Please note that this list may not be exhaustive, so you may come across more commands which have been adapted to queue themselves. If you do submit one of these tools to the queues then they will still run, but may not be able to make full use of the cluster resources (e.g. not be able to run multiple tasks in parallel).
Other commands run from the terminal command line will need to use the `fsl_sub` command, described below, to submit them to the queue.
module add fsl
These lines can be added to your .bash_profile to ensure they take effect for every login session you have.
Submitting jobs with fsl_sub
Typing fsl_sub before the rest of your command will send the job to the cluster. By default, this will submit your task to the short partition. fsl_sub can automatically choose a queue for you if you provide information about your job's requirements - we would strongly recommend that you provide at least an estimated maximum run time (--jobtime) to allow SLURM to efficiently schedule job.
There are several ways to select a queue:
- Use the -R (--jobram) and -T (--jobtime) options to fsl_sub to specify the maximum memory and run-time requirements for your job (in GB and minutes of wall time*) respectively. fsl_sub will then select the most appropriate queue for you.
GPU tasks can be requested using the --coprocessor options (see the Running GPU Tasks section). - Specify a specific partition with the -q (--queue) option. For further information on the available queues and which to use when see the queues section.
- The command you want to run on the queues must be in your path - this does NOT include the current folder. If it isn't then you must specify the path to the command; commands/scripts in the current folder must be prefixed with './', e.g. ''./script''.

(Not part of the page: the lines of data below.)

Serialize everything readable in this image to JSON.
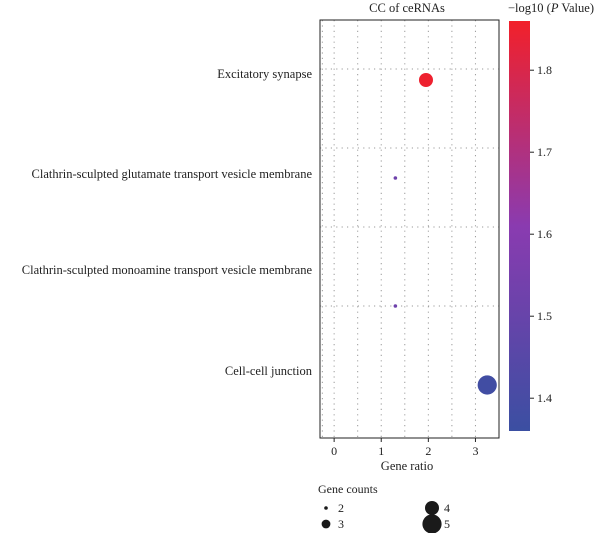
{
  "chart_data": {
    "type": "scatter",
    "title": "CC of ceRNAs",
    "xlabel": "Gene ratio",
    "ylabel": "",
    "xlim": [
      -0.3,
      3.5
    ],
    "xticks": [
      0,
      1,
      2,
      3
    ],
    "categories": [
      "Excitatory synapse",
      "Clathrin-sculpted glutamate transport vesicle membrane",
      "Clathrin-sculpted monoamine transport vesicle membrane",
      "Cell-cell junction"
    ],
    "points": [
      {
        "term": "Excitatory synapse",
        "gene_ratio": 1.95,
        "gene_count": 4,
        "neg_log10_p": 1.85
      },
      {
        "term": "Clathrin-sculpted glutamate transport vesicle membrane",
        "gene_ratio": 1.3,
        "gene_count": 2,
        "neg_log10_p": 1.52
      },
      {
        "term": "Clathrin-sculpted monoamine transport vesicle membrane",
        "gene_ratio": 1.3,
        "gene_count": 2,
        "neg_log10_p": 1.52
      },
      {
        "term": "Cell-cell junction",
        "gene_ratio": 3.25,
        "gene_count": 5,
        "neg_log10_p": 1.38
      }
    ],
    "colorbar": {
      "title_prefix": "−log10 (",
      "title_italic": "P",
      "title_suffix": " Value)",
      "range": [
        1.36,
        1.86
      ],
      "ticks": [
        1.4,
        1.5,
        1.6,
        1.7,
        1.8
      ],
      "colors": [
        "#3b4fa2",
        "#8a3bb0",
        "#f2202a"
      ]
    },
    "size_legend": {
      "title": "Gene counts",
      "entries": [
        2,
        3,
        4,
        5
      ]
    },
    "grid": true,
    "point_color_low": "#3b4fa2",
    "point_color_high": "#f2202a"
  }
}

- The FMRIB SLURM cluster does not have a 'verylong' or 'bigmem' equivalent queue. See Long Running Tasks below.
- Jobs submitted to the FMRIB SLURM cluster do NOT inherit the 'environment' of your login shell, e.g. environment variables such as FSLDIR are not copied over to your job. Load software configuration (such as FSL) from shell modules or use the '--export' option to fsl_sub to copy the variables to your job (see Passing Envrionment Variables to Queued Jobs).

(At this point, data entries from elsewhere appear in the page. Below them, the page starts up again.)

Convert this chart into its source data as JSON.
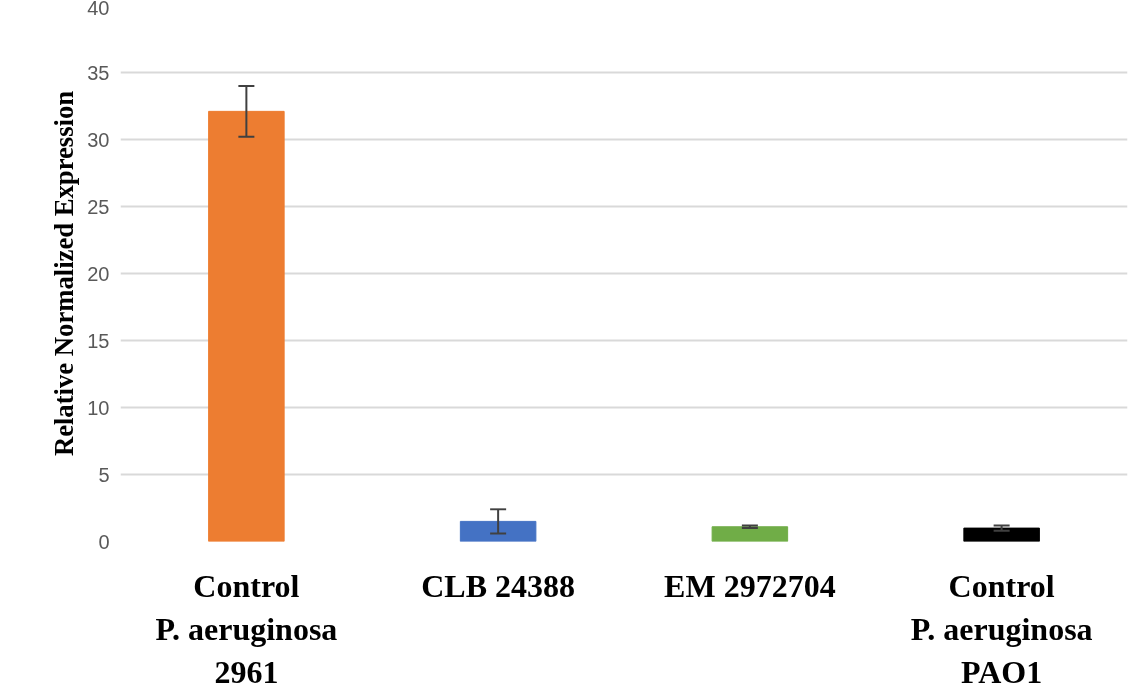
{
  "chart_data": {
    "type": "bar",
    "ylabel": "Relative Normalized Expression",
    "categories": [
      "Control\nP. aeruginosa\n2961",
      "CLB 24388",
      "EM 2972704",
      "Control\nP. aeruginosa\nPAO1"
    ],
    "values": [
      32.1,
      1.5,
      1.1,
      1.0
    ],
    "colors": [
      "#ed7d31",
      "#4472c4",
      "#70ad47",
      "#000000"
    ],
    "errors": [
      1.9,
      0.9,
      0.1,
      0.2
    ],
    "ylim": [
      0,
      40
    ],
    "yticks": [
      0,
      5,
      10,
      15,
      20,
      25,
      30,
      35,
      40
    ],
    "grid": "y"
  }
}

- Wall Time: Unlike the FMRIB Jalapeno cluster (which uses CPU time) the SLURM cluster measures job run-time in real time, often called wall time (as in the time on a clock on the wall).
To assess the time necessary for your job to complete you can look at the run-times of similar previous jobs using the 'sacct' command (see Monitoring Tasks).
Example Usage
To queue a job which requires 10GiB of memory and runs for 2 hours use:
fsl_sub -T 120 -R 10 ./myjob
FSLSUB_MEMORY_REQUIRED=32G feat mydesign.feat
would submit a FEAT task informing fsl_sub that you expect to require 32GiB of memory. If units aren't specified then the integer is assumed to be in the units specified in the configuration file (default GiB).

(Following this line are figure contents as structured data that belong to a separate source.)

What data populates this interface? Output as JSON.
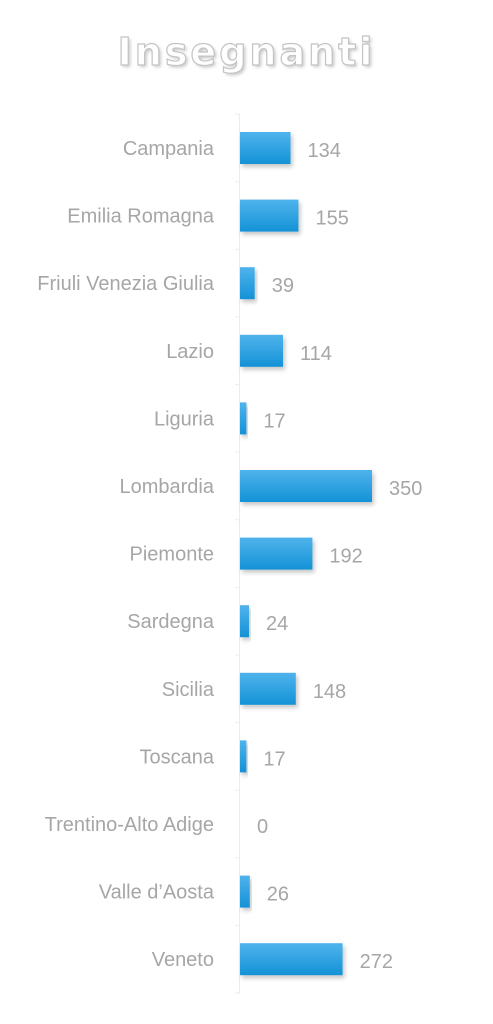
{
  "chart_data": {
    "type": "bar",
    "orientation": "horizontal",
    "title": "Insegnanti",
    "categories": [
      "Campania",
      "Emilia Romagna",
      "Friuli Venezia Giulia",
      "Lazio",
      "Liguria",
      "Lombardia",
      "Piemonte",
      "Sardegna",
      "Sicilia",
      "Toscana",
      "Trentino-Alto Adige",
      "Valle d’Aosta",
      "Veneto"
    ],
    "values": [
      134,
      155,
      39,
      114,
      17,
      350,
      192,
      24,
      148,
      17,
      0,
      26,
      272
    ],
    "data_labels": [
      "134",
      "155",
      "39",
      "114",
      "17",
      "350",
      "192",
      "24",
      "148",
      "17",
      "0",
      "26",
      "272"
    ],
    "xlabel": "",
    "ylabel": "",
    "xlim": [
      0,
      350
    ],
    "grid": false,
    "legend": "none",
    "colors": {
      "bar_top": "#4fb3ec",
      "bar_bottom": "#1492d6",
      "label": "#a6a6a6",
      "axis": "#ececec",
      "title_outline": "#c4c4c4"
    }
  }
}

The different partitions have different run-times and memory limits, when a task reaches these limits it will be terminated; also shorter queues take precedence over the longer ones. It is advantageous to provide the scheduler with as much information about your job's memory and time requirements.
The command you submit cannot run any graphical interface, as they will have no where to display the output.
If you want to run a non-interactive MATLAB task on the queues then see MATLAB jobs.
fsl_sub Options
To see a full list of the available options use:
fsl_sub --help
In addition to the list of options this will also display a list of partitions available for use with descriptions of allowed run times and memory availability. For details on how to use these options see the Advanced Usage section.
Long running tasks
Unlike the Jalapeno cluster, the SLURM cluster does not offer 'infinite' partitions (equivalent to verylong.q, bigmem.q and the cuda.q on the jalapeno cluster). You must break your task up into shorter components or regularly save state to allow restart and submit these parts (or resubmit the job continuing where it left off) using job holds to prevent tasks running before the previous one completes.